The suburb is dominated by Dutton Park, which includes a large recreation area and public cemetery (colloquially known as Dutton Park Cemetery but officially known as South Brisbane Cemetery). T. J. Doyle Memorial Drive passes through the park and along past the river; it was named after Thomas Joseph Doyle, alderman for South Brisbane ward of the City of Brisbane from 1954 to 1964.

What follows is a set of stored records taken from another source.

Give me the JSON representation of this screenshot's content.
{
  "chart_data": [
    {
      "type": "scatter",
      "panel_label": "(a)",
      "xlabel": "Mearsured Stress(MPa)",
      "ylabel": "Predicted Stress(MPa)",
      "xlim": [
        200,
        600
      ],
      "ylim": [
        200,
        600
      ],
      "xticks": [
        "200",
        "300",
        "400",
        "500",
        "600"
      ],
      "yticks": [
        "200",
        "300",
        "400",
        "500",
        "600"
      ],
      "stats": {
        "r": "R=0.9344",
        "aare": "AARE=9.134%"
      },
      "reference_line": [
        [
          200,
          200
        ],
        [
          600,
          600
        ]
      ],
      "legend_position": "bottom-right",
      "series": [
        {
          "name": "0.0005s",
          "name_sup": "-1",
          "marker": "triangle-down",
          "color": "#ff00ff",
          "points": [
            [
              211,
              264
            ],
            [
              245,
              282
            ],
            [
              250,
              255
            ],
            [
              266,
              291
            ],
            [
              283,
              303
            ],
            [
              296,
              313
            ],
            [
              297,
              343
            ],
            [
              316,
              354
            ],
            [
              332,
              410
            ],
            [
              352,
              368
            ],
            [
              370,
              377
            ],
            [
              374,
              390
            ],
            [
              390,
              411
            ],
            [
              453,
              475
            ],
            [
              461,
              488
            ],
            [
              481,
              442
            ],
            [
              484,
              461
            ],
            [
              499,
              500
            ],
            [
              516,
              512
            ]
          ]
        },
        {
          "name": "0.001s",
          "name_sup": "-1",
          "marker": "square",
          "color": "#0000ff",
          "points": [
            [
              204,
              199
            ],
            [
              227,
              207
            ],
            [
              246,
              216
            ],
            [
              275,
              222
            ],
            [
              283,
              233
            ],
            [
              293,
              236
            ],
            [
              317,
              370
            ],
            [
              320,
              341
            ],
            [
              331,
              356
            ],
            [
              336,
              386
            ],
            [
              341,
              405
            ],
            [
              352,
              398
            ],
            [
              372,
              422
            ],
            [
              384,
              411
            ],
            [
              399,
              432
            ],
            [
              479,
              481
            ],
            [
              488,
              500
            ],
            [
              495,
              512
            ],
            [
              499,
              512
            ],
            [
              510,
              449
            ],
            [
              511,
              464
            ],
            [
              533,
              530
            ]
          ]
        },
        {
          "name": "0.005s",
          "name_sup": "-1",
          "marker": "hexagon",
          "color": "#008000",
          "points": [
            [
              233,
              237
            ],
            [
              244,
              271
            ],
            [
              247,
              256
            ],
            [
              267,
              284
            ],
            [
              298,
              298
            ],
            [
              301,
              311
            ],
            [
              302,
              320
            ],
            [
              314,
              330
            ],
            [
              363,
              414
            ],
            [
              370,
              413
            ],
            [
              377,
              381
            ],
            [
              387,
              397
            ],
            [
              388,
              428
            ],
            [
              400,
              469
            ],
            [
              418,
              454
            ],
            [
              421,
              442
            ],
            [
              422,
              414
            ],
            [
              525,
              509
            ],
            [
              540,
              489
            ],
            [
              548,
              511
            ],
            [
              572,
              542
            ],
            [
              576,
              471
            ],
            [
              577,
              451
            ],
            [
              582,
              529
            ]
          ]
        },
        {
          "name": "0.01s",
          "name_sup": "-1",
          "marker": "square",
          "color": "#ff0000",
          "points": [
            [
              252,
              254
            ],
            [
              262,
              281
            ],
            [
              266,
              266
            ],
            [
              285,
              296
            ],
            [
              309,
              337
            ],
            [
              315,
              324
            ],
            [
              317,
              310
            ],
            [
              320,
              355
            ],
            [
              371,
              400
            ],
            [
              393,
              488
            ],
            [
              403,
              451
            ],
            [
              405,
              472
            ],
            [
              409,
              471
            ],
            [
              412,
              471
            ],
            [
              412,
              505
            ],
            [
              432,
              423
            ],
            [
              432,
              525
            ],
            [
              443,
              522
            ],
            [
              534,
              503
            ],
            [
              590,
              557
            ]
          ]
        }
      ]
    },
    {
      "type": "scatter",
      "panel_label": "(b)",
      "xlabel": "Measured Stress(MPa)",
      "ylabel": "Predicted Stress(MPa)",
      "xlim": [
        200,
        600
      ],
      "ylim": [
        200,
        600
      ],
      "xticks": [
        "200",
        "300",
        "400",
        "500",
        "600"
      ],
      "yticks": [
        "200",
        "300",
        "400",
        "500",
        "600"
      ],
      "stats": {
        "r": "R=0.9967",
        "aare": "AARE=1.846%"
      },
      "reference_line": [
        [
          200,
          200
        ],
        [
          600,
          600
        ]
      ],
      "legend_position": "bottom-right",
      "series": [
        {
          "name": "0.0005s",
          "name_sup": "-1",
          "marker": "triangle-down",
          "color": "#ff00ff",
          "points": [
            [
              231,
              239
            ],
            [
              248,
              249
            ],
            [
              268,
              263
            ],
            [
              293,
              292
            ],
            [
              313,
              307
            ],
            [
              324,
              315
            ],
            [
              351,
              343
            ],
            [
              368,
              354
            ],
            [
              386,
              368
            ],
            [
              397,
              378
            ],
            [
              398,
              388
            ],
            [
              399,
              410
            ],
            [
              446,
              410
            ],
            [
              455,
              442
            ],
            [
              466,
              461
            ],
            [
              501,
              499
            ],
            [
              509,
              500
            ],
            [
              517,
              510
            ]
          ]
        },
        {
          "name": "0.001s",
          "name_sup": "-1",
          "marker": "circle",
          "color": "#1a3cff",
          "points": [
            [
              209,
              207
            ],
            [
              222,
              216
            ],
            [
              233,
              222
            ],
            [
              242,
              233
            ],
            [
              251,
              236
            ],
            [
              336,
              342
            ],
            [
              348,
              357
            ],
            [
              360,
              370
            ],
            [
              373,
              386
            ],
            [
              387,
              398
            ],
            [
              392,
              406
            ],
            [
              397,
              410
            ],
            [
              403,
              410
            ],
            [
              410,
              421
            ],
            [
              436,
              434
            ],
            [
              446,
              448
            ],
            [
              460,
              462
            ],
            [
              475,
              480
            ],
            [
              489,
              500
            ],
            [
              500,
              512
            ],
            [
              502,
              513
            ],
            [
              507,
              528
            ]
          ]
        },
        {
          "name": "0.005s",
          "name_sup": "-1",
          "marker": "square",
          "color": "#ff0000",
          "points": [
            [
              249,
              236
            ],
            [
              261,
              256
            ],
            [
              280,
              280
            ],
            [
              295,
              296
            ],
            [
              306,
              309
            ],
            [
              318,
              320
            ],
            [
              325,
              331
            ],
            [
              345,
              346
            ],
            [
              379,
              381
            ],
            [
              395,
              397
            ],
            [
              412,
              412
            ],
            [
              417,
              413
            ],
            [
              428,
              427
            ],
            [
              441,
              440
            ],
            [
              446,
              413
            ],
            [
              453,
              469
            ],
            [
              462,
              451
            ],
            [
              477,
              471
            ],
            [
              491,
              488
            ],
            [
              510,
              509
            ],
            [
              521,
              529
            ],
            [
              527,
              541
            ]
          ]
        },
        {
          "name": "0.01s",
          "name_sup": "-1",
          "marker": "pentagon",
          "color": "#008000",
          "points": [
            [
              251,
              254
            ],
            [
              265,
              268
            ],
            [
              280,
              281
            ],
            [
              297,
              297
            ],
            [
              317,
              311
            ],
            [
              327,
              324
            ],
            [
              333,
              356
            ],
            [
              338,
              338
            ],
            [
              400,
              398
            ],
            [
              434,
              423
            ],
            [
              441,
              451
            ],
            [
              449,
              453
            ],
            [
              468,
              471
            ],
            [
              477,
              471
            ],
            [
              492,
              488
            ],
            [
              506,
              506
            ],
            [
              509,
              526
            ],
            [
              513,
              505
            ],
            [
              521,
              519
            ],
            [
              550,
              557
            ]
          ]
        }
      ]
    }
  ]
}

The former Boggo Road Gaol was located in the suburb and the remaining structure is now a historical museum.

== Education ==
Dutton Park State School is a government primary (Prep–6) school for boys and girls at 112 Annerley Road. In 2017, the school had an enrolment of 328 students with 28 teachers (21 full-time equivalent) and 11 non-teaching staff (9 full-time equivalent). It includes a special education program.

St Ita's Regional Primary School is a Catholic primary (Prep–6) school for boys and girls at 249 Gladstone Road. In 2017, the school had an enrolment of 363 students with 25 teachers (22 full-time equivalent) and 13 non-teaching staff (7 full-time equivalent).

Brisbane South State Secondary College is a government secondary (7–12) school for boys and girls at 179 Annerley Road. The 2021 initial intake was Year 7 students only, with each successive calendar year extending the range of school years on offer until 2026, when they eventually provided full schooling for Years 7–12.

== Transport ==
By bus, Transport for Brisbane bus routes 192, 196 and 198 serve the suburb along Gladstone Road. Annerley Road to the city (via the Busway) is served by routes 105, 107, 108, 109, 116 and 202. Since the opening of Dutton Park Place busway station on the Eleanor Schonell Bridge and the Boggo Road Busway, the suburb has become a major hub for the Brisbane City Busway.

By train, Dutton Park is served by the Dutton Park Railway Station which lies on the Beenleigh/Ferny Grove Line.